Les campagnes de spam sont beaucoup plus simples. La majorité des campagnes contiennent simplement une ligne d’objet et un lien Web et attendent que le lecteur clique sur le lien pour être dirigé vers une page Web afin d’avoir l’intégralité du message.

Le spam via botnet évolue de façon fulgurante. Les ordinateurs piratés se mettent simultanément en ligne pendant quelques minutes, envoient des messages bien ciblés puis se déconnectent.

Les botnets sont difficiles à détecter. Avec des millions de nouveaux ordinateurs enrôlés tous les jours et la majorité d’entre-eux ayant des adresses IP attribués de manière dynamique ou faisant partie de domaines gratuits (par exemple, ISP, Gmail, Yahoo!, etc.), la plupart des expéditeurs sont totalement inconnus. Ceci rend le filtrage de réputation largement moins proactive et impose une lourde charge sur le moteur de contrôle pour détecter le spam. Le volume de messages électroniques augmentant de jour en jour entraîne le risque d’introduire des goulets d’étranglement dans l’infrastructure de messagerie.

 

La réponse pour les PME : combiner différentes techniques de filtrage

La lutte contre le Spam doit tenir compte de sa complexité et de sa position centrale dans la diffusion des attaques de contenu Internet. Et cela a un impact à plusieurs niveaux.
D’abord, le Spam doit être combattu au plus tôt dans son cheminement vers le destinataire. Car dès qu’il entre sur le réseau, dès qu’il rejoint le poste de l’utilisateur, son niveau de dangerosité augmente s’il n’a pas été détecté. L’Anti-Spam est donc un système qui doit impérativement intervenir au niveau de la périphérie du réseau.
Mais, s’il est important que l’Anti-Spam détecte les pourriels, il est également indispensable qu’il réduise tant que possible ses erreurs de détection. En effet, la lutte contre le Spam doit impérativement prendre en compte le risque de « faux positifs » qui peut s’avérer aussi néfaste pour l’entreprise que le Spam lui-même.

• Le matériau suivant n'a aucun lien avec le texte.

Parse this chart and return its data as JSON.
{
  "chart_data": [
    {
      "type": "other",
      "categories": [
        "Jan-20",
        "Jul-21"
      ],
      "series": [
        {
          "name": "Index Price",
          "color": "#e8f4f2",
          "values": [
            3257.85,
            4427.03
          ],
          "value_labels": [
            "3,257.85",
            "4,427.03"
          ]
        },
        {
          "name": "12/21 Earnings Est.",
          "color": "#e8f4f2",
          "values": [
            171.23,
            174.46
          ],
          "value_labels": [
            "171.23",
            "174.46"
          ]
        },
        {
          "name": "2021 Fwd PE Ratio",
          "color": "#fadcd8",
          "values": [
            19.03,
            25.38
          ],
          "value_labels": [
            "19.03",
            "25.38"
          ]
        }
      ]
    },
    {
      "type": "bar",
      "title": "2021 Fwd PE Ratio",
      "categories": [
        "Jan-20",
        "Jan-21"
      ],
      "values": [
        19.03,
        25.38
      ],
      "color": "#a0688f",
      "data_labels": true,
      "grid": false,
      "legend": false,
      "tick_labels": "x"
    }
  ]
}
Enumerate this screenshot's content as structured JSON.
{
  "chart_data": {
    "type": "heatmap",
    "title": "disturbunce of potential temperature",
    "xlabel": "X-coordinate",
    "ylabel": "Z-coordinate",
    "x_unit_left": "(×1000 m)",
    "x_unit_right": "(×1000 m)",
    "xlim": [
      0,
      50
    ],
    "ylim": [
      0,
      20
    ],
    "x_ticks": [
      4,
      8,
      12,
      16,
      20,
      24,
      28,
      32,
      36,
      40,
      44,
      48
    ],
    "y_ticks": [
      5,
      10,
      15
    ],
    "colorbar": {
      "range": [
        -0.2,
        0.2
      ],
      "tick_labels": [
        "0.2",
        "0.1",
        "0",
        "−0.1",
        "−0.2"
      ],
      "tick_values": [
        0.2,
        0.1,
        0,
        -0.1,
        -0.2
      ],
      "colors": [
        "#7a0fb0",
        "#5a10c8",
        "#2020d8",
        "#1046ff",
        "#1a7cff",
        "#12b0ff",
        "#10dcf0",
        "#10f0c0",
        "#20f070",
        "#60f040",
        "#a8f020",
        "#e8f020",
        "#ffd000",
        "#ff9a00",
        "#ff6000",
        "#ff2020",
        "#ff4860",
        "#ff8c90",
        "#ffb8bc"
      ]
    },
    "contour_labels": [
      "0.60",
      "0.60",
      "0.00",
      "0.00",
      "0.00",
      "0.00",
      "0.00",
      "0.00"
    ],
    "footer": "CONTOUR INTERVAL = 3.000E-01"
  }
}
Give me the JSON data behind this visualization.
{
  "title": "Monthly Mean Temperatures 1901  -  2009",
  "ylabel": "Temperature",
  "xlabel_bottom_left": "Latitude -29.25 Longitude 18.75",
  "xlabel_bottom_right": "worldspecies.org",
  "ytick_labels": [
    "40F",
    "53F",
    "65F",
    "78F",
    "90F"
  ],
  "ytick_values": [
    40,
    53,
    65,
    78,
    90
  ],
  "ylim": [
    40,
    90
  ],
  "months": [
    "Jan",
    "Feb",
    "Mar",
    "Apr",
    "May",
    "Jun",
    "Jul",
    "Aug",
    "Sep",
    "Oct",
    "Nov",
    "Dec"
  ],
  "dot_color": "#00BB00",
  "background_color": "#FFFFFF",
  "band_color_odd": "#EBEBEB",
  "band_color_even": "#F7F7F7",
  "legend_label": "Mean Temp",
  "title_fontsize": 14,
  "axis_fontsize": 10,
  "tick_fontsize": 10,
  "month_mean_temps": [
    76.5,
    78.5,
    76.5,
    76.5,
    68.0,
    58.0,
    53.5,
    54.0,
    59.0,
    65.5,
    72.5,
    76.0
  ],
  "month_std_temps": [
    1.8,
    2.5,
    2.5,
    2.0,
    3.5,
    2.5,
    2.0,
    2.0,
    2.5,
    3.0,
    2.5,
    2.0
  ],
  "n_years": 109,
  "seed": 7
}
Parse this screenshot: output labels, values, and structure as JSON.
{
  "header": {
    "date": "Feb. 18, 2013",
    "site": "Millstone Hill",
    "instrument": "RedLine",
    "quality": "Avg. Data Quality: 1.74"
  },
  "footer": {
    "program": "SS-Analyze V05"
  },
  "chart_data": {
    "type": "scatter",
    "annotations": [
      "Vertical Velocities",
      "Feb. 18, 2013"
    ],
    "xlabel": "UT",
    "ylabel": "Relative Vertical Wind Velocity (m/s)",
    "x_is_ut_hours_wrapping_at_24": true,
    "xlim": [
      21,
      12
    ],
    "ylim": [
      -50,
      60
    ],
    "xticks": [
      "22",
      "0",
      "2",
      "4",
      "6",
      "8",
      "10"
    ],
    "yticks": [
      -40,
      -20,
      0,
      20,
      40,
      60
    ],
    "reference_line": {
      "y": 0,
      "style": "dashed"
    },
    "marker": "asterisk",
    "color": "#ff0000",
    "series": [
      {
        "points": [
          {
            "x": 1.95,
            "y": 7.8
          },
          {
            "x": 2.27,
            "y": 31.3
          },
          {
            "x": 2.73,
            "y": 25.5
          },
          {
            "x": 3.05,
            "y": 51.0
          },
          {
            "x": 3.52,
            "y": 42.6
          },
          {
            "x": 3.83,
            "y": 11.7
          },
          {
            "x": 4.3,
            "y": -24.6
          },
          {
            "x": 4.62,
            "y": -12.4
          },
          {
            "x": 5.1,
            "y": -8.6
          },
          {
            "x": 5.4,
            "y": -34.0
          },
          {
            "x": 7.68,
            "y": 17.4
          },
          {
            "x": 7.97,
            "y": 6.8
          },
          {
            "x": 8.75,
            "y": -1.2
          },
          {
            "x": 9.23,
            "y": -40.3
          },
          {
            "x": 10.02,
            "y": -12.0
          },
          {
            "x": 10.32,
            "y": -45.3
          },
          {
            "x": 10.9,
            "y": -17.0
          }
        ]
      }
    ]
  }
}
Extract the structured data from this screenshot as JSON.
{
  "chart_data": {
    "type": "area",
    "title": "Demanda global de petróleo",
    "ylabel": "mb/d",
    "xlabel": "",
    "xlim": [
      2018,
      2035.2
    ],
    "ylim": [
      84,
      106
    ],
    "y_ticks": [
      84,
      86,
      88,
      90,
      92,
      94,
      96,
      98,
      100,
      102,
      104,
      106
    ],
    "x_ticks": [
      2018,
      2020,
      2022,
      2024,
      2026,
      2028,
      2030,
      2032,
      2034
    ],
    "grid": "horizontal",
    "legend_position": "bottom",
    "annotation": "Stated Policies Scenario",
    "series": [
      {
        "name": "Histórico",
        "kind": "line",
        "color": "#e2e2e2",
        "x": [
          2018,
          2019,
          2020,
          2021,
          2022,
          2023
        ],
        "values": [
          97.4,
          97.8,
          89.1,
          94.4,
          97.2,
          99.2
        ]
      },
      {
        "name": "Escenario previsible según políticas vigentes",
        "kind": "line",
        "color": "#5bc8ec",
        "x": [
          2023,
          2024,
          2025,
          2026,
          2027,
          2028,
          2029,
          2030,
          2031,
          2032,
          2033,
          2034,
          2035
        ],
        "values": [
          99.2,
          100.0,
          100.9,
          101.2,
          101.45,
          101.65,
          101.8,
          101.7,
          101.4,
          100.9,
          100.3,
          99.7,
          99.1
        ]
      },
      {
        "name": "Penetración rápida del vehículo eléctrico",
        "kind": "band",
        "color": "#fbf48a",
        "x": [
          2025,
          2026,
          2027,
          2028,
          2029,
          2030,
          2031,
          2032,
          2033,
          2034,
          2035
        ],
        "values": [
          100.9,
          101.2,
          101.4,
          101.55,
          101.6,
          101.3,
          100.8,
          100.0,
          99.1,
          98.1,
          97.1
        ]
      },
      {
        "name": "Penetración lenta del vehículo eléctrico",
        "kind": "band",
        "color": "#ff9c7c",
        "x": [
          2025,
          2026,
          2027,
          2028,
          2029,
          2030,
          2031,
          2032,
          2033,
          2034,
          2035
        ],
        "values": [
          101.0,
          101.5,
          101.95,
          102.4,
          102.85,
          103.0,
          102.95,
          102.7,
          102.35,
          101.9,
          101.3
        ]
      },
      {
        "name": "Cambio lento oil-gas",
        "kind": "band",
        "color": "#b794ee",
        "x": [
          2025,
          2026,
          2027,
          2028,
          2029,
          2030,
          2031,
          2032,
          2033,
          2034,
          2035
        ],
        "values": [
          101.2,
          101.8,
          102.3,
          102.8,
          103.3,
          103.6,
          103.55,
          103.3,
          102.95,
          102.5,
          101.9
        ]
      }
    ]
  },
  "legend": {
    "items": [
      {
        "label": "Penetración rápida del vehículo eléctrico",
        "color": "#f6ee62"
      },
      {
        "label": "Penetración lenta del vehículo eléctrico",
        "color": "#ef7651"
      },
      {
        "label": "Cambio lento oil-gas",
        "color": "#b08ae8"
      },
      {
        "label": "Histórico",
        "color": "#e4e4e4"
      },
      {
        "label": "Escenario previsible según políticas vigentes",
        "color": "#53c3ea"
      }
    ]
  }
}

Et quel est l’intérêt pour une entreprise de se débarrasser d’un mal en en créant un nouveau ?
Etant donné la complexité de la menace Spam, le seul moyen de la combattre efficacement, en générant un minimum d’erreurs, consiste à utiliser un filtre Anti-Spam qui combine différentes techniques (filtrage senderGenotype, filtrage de contenu ou filtrage par réputation, filtrage de contenu) et pondère leurs résultats. De même, en cas de doute sur la nature d’un Email, ces filtres ne doivent pas le supprimer arbitrairement, mais permettre aux destinataires de décider du sort réservé à chacun de leurs messages (en fonction de leur propre définition du Spam). C’est un réel travail de fond demandant un investissement important dans l’administration, dans la maintenance et dans le suivi. Un aiguisage qui peut s’étaler sur plusieurs semaines, voire plusieurs mois.

A propos de Karim Sani :
Président Directeur Général de VOKTO, société de services IT et télécoms pour les TPE/PME. Karim Sani crée INGENOVA (déménagements IT) en 1997 après avoir exercé des responsabilités d’ingénieur commercial pendant 6 ans (Neurones et Groupe Rivoire et Carret Lustucru), puis VOKTO en 2007. Diplômé de l’ESLSCA Paris, il est titulaire d’un Executive MBA CPA de HEC.